While there is much discussion about the timing and pace of the monetary normalisation in the US, there has been less focus on potentially positive turning points in the world economy. After a long period of disappointments, a nascent recovery in the US economy could allow the US to be the global locomotive to drive a broader global rebound. This is important because if global demand is improving, Asian economies are likely to be more resilient to developments such as higher US interest rates. Indeed, if the world economy picks up steam well ahead of expectations, it could also mean that the Fed might be hiking rates faster than expected.

Current indicators show no convincing rebound in world trade…
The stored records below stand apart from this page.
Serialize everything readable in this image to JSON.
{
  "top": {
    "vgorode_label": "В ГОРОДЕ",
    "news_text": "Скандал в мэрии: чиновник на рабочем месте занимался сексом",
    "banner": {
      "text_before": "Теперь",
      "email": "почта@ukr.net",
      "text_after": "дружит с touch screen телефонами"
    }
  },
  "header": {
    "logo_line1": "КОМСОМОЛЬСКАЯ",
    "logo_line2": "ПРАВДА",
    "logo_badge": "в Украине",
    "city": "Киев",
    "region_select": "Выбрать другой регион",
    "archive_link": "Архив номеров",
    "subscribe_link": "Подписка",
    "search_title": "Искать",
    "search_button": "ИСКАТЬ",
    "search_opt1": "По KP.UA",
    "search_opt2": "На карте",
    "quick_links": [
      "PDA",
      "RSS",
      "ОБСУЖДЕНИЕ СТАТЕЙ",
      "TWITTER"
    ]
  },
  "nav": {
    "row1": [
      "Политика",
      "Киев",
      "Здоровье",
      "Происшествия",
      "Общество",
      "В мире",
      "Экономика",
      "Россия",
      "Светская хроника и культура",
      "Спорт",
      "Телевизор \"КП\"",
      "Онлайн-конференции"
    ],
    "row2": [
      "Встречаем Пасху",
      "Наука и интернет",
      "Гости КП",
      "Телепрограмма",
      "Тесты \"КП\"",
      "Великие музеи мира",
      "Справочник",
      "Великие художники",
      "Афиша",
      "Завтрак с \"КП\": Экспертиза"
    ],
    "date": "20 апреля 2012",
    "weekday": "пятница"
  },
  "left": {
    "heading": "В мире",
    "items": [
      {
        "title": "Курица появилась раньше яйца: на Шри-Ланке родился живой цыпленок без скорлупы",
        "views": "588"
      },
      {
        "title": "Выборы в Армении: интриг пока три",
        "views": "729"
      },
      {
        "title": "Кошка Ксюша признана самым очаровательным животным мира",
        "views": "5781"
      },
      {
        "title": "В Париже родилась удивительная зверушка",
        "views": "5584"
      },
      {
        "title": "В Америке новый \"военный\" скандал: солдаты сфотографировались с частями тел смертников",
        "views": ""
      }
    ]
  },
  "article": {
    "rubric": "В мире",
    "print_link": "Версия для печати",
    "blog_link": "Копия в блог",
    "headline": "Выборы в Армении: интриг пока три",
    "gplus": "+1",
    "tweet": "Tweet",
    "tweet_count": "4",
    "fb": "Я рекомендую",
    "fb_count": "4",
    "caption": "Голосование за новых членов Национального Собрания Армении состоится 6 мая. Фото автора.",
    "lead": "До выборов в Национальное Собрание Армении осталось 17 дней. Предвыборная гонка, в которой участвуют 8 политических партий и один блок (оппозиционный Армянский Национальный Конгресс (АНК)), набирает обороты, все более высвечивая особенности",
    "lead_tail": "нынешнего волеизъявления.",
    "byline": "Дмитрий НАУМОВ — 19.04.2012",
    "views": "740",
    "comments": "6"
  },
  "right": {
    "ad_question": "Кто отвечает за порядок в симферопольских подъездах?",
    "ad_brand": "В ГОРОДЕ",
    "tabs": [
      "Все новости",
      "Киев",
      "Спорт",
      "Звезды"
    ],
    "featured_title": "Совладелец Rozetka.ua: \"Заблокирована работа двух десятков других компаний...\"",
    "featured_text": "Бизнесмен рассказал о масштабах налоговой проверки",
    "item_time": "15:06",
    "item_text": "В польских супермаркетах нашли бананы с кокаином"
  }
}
Since early 2012, world import volumes have barely grown to the detriment of Asian economic growth, which is heavily dependent on exports to advanced economies and China. The latest World Trade Outlook Indicator was at 99, pointing to slightly below trend, and signalling sluggish trade growth in the third quarter of this year. World trade volumes slipped 1% in July over the same period last year, disappointing hopes for a turnaround created by two consecutive months of growth prior to July. The question is, what might forward-looking indicators be telling us about world trade?

…but the lead indicators of world trade are bouncing back
A recent study by the World Trade Organization identified key drivers of world trade. What is encouraging is that the latest data shows some of these indicators are beginning to turn up. It is still early days and the trend is not convincing yet but if it persists, an upturn in global demand for Asian exports could provide an upward lift to Asian economic growth.